Teras dapat diklasifikasikan dengan berbagai cara. Sukartaatmadja (2004) mengklasifikasikan teras
berdasarkan fungsi dan berdasarkan bentuk.. Berdasarkan fungsi, teras diklasifikan lagi dalam dua
jenis yaitu: (a) teras intersepsi (interception terrace) dan (b) teras diversi (diversion terrace). Pada
teras intersepsi aliran permukaan ditahan oleh saluran yang memotong lereng. Sedangkan teras diversi
berfungsi untuk mengubah arah aliran sehingga tersebar ke seluruh lahan dan tidak terkonsentrasi
pada satu tempat. Berdasarkan bentuk, teras dibedakan ke dalam beberapa bentuk diantaranya teras
kredit, teras guludan, teras datar, teras bangku, teras kebun dan teras individu.
Utomo (1989) membagi teras berdasarkan bentuk dan fungsinya ke dalam 3 macam teras,
yaitu (a) teras saluran (channel terrace), (b) teras bangku atau teras tangga (bench terrace),
dan (c) teras irigasi pengairan (irrigation terrace). Teras saluran terutama dibangun untuk
mengumpulkan air aliran permukaan pada saluran yang telah disiapkan untuk kemudian
disalurkan pada saluran induk jalannya air, sehingga aliran permukaan tersebut tidak
menyebabkan erosi. Teras bangku dibangun terutama untuk mengurangi panjang lereng.
Lalu, teras pengairan dibangun untuk menampung air hujan sehingga dapat digunakan oleh
tanaman, seperti pada petak-petak sawah tadah hujan.

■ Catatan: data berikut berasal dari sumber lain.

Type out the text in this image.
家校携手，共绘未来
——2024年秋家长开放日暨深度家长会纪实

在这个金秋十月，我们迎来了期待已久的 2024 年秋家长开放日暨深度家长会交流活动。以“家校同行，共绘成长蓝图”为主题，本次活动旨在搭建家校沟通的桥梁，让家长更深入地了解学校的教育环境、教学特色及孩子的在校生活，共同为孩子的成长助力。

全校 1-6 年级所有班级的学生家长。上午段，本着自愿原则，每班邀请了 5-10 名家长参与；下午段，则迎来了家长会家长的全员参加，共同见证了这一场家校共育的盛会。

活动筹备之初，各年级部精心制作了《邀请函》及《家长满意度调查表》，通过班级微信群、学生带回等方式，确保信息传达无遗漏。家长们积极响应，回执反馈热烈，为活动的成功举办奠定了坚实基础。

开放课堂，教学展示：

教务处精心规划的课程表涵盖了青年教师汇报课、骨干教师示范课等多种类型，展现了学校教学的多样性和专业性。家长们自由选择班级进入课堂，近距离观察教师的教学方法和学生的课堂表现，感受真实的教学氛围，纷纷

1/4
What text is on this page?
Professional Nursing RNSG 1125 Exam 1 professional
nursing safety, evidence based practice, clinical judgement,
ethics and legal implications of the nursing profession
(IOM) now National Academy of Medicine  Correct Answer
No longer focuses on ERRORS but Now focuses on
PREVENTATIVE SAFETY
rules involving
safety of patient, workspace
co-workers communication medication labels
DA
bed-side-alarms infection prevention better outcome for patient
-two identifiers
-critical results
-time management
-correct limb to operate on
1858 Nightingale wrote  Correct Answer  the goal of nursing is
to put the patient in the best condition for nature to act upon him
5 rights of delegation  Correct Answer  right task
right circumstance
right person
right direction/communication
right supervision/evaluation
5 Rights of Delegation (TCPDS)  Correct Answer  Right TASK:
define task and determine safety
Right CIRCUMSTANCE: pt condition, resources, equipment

Sedangkan Morgan (1986) membagi teras ke dalam 3 tipe utama, yaitu (a) teras diversi
(diversion terrace), (b) teras retensi (retention terrace), dan teras bangku (bench terrace).
Tujuan utama teras diversi adalah untuk menahan aliran di permukaan dan menyalurkannya
melalui lereng ke saluran outlet yang aman. Teras retensi digunakan jika dibutuhkan
konservasi air dengan menahannya di lereng bukit. Sedangkan teras bangku dibuat jika lahan
sampai kemiringan 30 % akan digunakan untuk kegiatan budidaya pertanian.

Teras datar atau teras sawah (level terrace) adalah bangunan konservasi tanah berupa tanggul
sejajar kontur, dengan kelerengan lahan tidak lebih dari 3 % dilengkapi saluran di atas dan di
bawah tanggul (Yuliarta, 2002).

Menurut Arsyad (1989), teras datar dibuat tepat menurut arah garis kontur dan pada tanah-
tanah yang permeabilitasnya cukup besar sehingga tidak terjadi penggenangan dan tidak
terjadi aliran air melalui tebing teras. Teras datar pada dasarnya berfungsi menahan dan
menyerap air, dan juga sangat efektif dalam konservasi air di daerah beriklim agak kering
pada lereng sekitar dua persen.

Teras kredit merupakan bangunan konservasi tanah berupa guludan tanah atau batu sejajar
kontur, bidang olah tidak diubah dari kelerengan tanah asli. Teras kredit merupakan
gabungan antara saluran dan guludan menjadi satu (Priyono, et al., 2002).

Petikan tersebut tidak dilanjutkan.